Corriere della Sera, 9 settembre 2017
Una sera a cena con i nordcoreani
Roma In alto i calici. Il brindisi finale è alla «salute dello stimato compagno Kim Jon Un», il leader nordcoreano che sta tenendo in ansia il mondo intero con le sue minacce nucleari. Siamo a Roma. È il 6 settembre e l’ambasciata nordcoreana, un piccolo edificio a due passi dal laghetto dell’Eur, ha deciso di festeggiare con tre giorni di anticipo il 65simo anniversario della fondazione della Repubblica popolare. Gli invitati sono tanti, una settantina, ascoltano il discorso del neo ambasciatore Mun Jong-nam che è arrivato a fine agosto in sostituzione del suo predecessore Kim Chun-guk, morto nel 2016. Le sue credenziali devono ancora essere esaminate dall’Italia ma intanto le sue parole, al ricevimento, non sono di certo accomodanti: «Non cederemo neanche di un centimetro – dice – sul cammino di rafforzamento delle forze nucleari che abbiamo scelto finché non si siano eliminate le origini della politica ostile e la minaccia nucleare degli Stati-Uniti nei confronti del nostro Paese». Applausi tra gli astanti. «L’atmosfera è felliniana – ci racconta uno degli invitati —, ci sono personaggi che sembrano usciti direttamente da un film». Pochi i volti noti. Uno di questi è Antonio Razzi, senatore di Forza Italia che da una decina di anni ha un rapporto privilegiato, e anche molto criticato, con la Corea del Nord. «Mi sono stupito – dice al Corriere – che al ricevimento non ci fosse nessuno della Farnesina. Con il muro contro muro non si otterrà mai nulla. È un Paese che ci devi ragionare. Io l’ho detto anche all’ambasciatore: “Che volete veramente in cambio per non adoperare il nucleare?». Razzi ha intenzione di recarsi a Pyongyang il 20 e il 21 settembre «però soltanto se mi assicurano che parlerò con persone di alto livello perché se è per farsi una birra io non vado: risparmio 5mila euro di biglietto e 12 ore di volo». Il senatore di Forza Italia scherza sulla famosa imitazione che di lui fa il comico Maurizio Crozza: «Secondo me è invidioso perché io ho i capelli e lui no».

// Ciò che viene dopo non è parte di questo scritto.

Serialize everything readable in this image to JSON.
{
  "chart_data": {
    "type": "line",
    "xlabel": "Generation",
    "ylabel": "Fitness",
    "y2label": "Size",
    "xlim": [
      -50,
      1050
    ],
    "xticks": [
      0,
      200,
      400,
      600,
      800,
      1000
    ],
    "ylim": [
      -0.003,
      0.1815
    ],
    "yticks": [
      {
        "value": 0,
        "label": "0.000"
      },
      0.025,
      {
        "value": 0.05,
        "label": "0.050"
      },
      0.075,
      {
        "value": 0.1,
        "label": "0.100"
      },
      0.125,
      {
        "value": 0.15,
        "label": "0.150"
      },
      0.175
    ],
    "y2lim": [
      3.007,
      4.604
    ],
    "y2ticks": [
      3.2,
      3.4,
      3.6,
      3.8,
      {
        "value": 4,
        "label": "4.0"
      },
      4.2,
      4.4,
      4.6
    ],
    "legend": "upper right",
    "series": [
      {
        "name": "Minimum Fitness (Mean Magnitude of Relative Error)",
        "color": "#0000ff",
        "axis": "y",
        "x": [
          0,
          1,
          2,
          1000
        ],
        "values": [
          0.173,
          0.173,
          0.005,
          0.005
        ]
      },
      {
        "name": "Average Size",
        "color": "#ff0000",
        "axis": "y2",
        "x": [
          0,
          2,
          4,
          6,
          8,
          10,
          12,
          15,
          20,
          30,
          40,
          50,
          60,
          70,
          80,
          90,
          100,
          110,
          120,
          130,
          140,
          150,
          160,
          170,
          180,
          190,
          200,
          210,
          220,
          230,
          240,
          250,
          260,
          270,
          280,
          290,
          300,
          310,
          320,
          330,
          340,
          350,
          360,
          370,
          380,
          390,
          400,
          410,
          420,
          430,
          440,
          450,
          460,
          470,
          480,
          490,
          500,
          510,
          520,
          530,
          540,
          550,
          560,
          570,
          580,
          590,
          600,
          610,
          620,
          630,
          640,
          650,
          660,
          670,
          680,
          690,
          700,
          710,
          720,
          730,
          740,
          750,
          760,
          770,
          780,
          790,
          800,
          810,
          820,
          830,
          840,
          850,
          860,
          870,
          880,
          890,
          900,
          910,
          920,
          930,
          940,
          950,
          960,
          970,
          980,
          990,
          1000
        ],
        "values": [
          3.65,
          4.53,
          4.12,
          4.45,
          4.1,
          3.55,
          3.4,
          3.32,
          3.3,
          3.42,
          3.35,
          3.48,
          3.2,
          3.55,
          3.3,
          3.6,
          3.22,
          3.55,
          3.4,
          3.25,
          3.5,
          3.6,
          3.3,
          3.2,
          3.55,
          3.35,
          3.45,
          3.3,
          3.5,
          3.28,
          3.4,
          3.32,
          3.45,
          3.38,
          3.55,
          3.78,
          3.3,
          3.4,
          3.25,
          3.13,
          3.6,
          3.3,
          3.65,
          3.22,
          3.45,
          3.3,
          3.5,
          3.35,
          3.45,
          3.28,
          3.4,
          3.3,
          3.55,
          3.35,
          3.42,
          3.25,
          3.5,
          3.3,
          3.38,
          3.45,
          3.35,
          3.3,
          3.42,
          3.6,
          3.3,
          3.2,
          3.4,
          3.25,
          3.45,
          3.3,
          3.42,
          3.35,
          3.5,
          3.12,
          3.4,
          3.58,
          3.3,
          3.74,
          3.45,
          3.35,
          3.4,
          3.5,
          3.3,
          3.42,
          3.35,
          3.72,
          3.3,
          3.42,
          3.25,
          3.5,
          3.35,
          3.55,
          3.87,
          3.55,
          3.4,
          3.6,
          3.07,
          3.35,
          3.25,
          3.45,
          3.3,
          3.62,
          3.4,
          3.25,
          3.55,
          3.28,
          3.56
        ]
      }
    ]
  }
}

Ma al di là delle battute al momento i rapporti tra l’Italia e la Corea del Nord sono ai minimi termini. Una speranza concreta c’era stata nel 2000 quando l’allora ministro degli Esteri Lamberto Dini decise di avviare un rapporto privilegiato con la Repubblica popolare democratica di Corea su suggerimento degli Stati Uniti: «Volevamo attuare piccoli progetti di cooperazione – ricorda Dini al Corriere – ma in Corea del Nord alla fine c’è sempre uno sviluppo negativo che impedisce di costruire come in Vietnam o in Iran. La segretaria di Stato Madeleine Albright riuscì a ottenere una visita per il presidente Bill Clinton. Poi arrivò Bush e fece la lista degli Stati canaglia».

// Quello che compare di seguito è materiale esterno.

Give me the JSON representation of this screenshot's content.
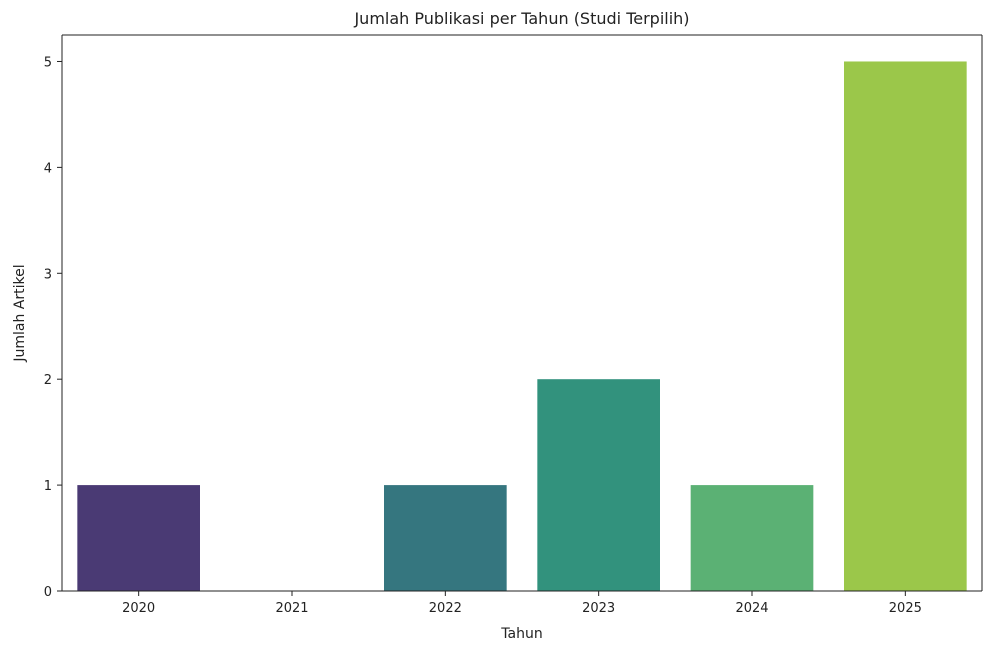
{
  "chart_data": {
    "type": "bar",
    "title": "Jumlah Publikasi per Tahun (Studi Terpilih)",
    "xlabel": "Tahun",
    "ylabel": "Jumlah Artikel",
    "categories": [
      "2020",
      "2021",
      "2022",
      "2023",
      "2024",
      "2025"
    ],
    "values": [
      1,
      0,
      1,
      2,
      1,
      5
    ],
    "colors": [
      "#4a3a74",
      "#3b528b",
      "#35767f",
      "#32927d",
      "#5bb174",
      "#9bc74a"
    ],
    "ylim": [
      0,
      5.25
    ],
    "yticks": [
      0,
      1,
      2,
      3,
      4,
      5
    ],
    "grid": false,
    "legend": "none"
  }
}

Oggi le relazioni commerciali tra Roma e Pyongyang sono vicine allo zero. Nel 2016, secondo i dati dell’Ice, l’Italia ha esportato beni per poco più di un milione di euro. Una bazzecola. «Anche perché – dice Dini – ci sono le sanzioni e i nordcoreani non forniscono alcuna garanzia agli investitori stranieri». L’unica che ci ha provato è la Legea, un’azienda di Pompei, che nel 2010 si è messa a produrre le magliette della nazionale di calcio nordcoreana. E, anzi, Franco Luigi Acanfora, l’amministratore delegato, è convinto che «in questi giorni ci sia stato un aumento nella vendita delle magliette perché è un modo per esprimere l’attaccamento alla propria nazione». Un altro piccolo tentativo di dialogo lo sta portando avanti il Conservatorio di musica di Santa Cecilia che si appresta a inviare alcuni maestri di lirica a Pyongyang per addestrare gli insegnanti del conservatorio locale. Per il resto non rimangono che le comparsate (folkloristiche) dei politici. Come quella, nel 2013, di Paolo Romani, allora vicepresidente dei senatori Pdl, e, nel 2014, del leader della Lega Matteo Salvini.